I know there are good things even in the pain. And I know there are great things ahead. But still, when I wake up at night, I just want to say, ‘Lord, why? Why is this story for me?’
I had a shower today. My first in a few days. Disgusting, I know. But today I managed to stay off oxygen long enough. And I feel clean and happy. A lot cleaner and a lot happier than I do after my usual daily shower. The thing is, when you get really messy, getting clean again is glorious. That’s the way the world works. Loving makes pain worth it, like joy makes sadness worth it and emptying a full bladder makes needing the loo worth it. You laugh, but you know what I mean.
It’s ok to cry. It’s ok to come before the throne and ask what’s going on. Faith doesn’t mean blindly accepting. Faith involves grieving and pain. Faith involves hurting and asking, pleading and screaming.
‘My God, my God, why have you forsaken me?’
But faith knows there is an answer. Because faith trusts in a promise. And in the midst of the questions and the weeping, faith whispers:
‘Your will be done.’
Clouds? Decidedly yes.
Rain? In the foreseeable future.
In Hollywood it’s sunny. Well, either that or the air is filled with big fluffy white snowflakes, perfect for settling on some cute girl’s eyelashes. I’ll allow for some rain, as long as it’s torrential rain that makes for a romantic moment. But next thing, we’re back on with bright, warm sunshine.
I live here. I live in a world where mosquitoes and wasps exist. I live in a world that comes with an 18 certificate. I live in a world where hospital dramas are real, not scripted, cleaned up and wrapped in nice box sets.
A world that does have sunshine sometimes. A world with laughter. A world with daisies and roses. A world with a million books waiting to be read.
Yet I find myself looking at the bad. I find myself building my own tomb. A tomb of bad memories and fear of ones yet to be made. And I look out at the sunshine and the laughter, the daisies and the books from within my self made tomb. And as I do so I watch the death of my life. As I shut out the good and find it easier to focus on the bad, the spark dies.
And so I call out.
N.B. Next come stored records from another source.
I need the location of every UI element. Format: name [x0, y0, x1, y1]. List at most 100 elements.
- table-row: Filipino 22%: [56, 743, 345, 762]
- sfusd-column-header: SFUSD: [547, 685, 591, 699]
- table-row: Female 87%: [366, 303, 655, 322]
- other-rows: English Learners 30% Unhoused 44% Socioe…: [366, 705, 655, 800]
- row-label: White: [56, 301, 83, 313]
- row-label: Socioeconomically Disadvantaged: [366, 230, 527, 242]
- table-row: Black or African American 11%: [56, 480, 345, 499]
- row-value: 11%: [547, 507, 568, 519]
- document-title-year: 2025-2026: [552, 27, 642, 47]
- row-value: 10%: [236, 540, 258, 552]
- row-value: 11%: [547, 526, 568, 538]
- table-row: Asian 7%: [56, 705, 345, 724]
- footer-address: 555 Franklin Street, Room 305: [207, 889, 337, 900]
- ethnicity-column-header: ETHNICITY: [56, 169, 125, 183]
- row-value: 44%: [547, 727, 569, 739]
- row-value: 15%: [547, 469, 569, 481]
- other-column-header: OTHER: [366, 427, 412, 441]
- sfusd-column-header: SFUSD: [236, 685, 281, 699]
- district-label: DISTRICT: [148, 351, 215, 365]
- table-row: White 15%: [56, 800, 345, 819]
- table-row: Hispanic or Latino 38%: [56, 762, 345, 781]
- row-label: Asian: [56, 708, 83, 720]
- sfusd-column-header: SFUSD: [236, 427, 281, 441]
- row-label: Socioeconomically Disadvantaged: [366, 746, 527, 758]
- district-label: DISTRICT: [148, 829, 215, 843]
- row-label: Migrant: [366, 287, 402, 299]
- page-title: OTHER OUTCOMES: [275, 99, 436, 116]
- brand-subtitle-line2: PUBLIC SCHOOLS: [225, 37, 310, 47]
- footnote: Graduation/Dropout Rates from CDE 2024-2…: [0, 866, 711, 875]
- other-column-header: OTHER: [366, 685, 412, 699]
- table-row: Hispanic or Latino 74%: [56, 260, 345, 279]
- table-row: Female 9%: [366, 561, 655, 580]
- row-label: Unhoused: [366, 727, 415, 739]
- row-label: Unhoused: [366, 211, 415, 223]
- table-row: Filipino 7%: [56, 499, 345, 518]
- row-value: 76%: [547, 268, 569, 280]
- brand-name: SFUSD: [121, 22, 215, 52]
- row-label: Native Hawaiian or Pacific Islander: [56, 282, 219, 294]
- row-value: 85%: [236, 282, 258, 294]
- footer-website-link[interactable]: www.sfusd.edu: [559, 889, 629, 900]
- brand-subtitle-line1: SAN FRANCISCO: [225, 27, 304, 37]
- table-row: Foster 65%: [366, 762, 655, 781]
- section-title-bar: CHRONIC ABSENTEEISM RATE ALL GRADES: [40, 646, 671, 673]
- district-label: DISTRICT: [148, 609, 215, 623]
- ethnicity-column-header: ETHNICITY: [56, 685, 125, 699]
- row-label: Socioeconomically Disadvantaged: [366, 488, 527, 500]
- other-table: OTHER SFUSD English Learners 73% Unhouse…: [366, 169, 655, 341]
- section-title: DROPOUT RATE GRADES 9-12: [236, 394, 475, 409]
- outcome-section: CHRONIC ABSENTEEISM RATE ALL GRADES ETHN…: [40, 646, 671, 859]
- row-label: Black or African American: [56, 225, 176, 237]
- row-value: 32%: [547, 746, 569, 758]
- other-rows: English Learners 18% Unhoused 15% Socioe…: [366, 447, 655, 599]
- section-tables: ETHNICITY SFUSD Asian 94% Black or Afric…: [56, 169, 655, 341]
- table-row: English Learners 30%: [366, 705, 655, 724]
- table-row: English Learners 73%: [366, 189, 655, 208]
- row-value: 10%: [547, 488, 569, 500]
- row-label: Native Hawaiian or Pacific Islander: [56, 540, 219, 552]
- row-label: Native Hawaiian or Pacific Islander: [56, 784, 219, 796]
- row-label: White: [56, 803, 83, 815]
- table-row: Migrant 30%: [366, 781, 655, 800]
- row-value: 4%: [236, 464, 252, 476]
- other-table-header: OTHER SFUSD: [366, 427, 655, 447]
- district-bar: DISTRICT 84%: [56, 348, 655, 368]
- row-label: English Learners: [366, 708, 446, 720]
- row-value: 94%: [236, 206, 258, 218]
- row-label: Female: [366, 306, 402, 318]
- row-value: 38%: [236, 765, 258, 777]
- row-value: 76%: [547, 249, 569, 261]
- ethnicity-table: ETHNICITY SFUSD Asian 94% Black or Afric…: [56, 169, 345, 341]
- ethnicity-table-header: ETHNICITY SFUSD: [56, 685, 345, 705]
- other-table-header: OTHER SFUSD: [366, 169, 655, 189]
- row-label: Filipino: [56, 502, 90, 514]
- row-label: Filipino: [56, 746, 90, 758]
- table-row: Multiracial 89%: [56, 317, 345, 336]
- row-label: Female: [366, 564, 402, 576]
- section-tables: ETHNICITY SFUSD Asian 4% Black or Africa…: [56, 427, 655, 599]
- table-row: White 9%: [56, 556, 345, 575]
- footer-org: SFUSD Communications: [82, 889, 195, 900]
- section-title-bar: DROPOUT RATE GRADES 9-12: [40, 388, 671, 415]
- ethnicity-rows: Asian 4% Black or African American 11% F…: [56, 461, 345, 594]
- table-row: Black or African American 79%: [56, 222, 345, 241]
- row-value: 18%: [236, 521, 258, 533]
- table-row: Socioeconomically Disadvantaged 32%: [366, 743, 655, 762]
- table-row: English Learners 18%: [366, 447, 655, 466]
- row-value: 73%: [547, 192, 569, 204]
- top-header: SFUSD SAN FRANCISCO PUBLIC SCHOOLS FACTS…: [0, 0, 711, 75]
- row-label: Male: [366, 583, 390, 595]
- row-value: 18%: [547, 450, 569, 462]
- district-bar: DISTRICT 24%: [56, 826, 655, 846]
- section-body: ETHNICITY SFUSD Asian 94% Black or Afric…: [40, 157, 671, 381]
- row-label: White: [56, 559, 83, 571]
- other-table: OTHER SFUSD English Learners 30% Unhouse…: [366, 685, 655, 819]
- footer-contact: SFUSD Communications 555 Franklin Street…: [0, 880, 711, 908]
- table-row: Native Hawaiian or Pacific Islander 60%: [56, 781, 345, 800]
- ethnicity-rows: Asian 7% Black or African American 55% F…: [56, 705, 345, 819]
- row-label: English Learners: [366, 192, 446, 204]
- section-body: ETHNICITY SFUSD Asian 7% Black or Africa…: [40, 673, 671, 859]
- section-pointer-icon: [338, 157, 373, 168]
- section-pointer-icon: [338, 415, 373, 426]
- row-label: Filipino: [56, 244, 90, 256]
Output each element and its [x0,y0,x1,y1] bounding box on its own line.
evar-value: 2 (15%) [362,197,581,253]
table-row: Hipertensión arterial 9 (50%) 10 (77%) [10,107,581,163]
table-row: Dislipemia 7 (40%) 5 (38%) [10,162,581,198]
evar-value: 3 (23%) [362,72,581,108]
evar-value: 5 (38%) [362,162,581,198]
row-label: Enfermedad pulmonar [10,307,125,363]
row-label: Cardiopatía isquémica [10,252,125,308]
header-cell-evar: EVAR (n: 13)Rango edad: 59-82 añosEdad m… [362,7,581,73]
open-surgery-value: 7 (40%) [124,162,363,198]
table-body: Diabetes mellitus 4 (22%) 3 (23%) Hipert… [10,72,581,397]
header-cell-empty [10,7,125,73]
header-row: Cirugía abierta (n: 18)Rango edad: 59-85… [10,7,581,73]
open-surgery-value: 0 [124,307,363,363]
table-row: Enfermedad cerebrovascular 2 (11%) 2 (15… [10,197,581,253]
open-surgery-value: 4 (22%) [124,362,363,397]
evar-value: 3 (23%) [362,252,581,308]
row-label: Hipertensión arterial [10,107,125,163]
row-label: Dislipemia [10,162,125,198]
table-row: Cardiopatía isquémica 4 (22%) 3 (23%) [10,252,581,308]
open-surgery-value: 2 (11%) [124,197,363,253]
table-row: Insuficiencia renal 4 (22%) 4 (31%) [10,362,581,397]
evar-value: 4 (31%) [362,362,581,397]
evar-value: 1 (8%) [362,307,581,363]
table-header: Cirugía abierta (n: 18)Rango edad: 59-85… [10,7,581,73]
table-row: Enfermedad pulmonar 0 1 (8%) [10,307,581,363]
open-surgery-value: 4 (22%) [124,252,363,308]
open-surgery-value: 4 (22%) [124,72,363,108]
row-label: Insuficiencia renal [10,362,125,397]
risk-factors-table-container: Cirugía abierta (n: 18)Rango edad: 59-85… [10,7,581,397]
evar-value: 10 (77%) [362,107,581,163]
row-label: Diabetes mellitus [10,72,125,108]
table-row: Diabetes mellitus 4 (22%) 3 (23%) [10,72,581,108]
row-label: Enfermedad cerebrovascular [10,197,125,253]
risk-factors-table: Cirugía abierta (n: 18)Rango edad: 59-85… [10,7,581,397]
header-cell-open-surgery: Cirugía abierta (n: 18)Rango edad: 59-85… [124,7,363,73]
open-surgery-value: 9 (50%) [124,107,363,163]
Is anyone there who can help? I don’t want to be here. I want to be there, out in the sunshine, laughing with my family and friends.
And then I see it. At first it’s just a shadow but as my eyes strain to see it more, as I want it more, the outline of a figure becomes clearer. He walks nearer, rolls the stone of my carefully constructed tomb away, takes my hand and leads me into the sun. And as long as He’s holding my hand, I can’t go back. Sure, I’ll try to. Sunlight makes me blink and shows me cobwebs. But the more I look at Him, the tighter my grip becomes. That’s how I want it to be.
I believe in life. I believe in hope. I believe in joy. And yet there are days when believing is hard. When the reality of sin and its consequences hit home in sad ways. Having an illness makes you feel the pinpricks of life often. There isn’t a day when I’m not reminded of illness and sadness, of pain and discomfort. And sometimes, some days I feel those pinpricks harder and bigger than before.
Today I learned of the death of a friend with Cystic Fibrosis. I didn’t know her very well but I knew enough to be amazed at her life, at her hope and at her joy. She fought for over 30 years, she ran the race and crossed the finish line into the arms of the Saviour she loved. She will have a new body one day, a body made perfect, a body with lungs that can breathe long and deep breaths, a body with energy enough to run marathons.
And I weep. Not for Claire. She has found Glory. But for her family and friends. For the fight they will have to believe in life and hope and joy. For my own struggles yet to come. And for my own fight to believe.
But in the sadness, the Life Giver is there. He knows the pinpricks. And he knows the nail wounds. And he tells me that life is eternal, that hope is here and that joy can be found. It’s our job to trust.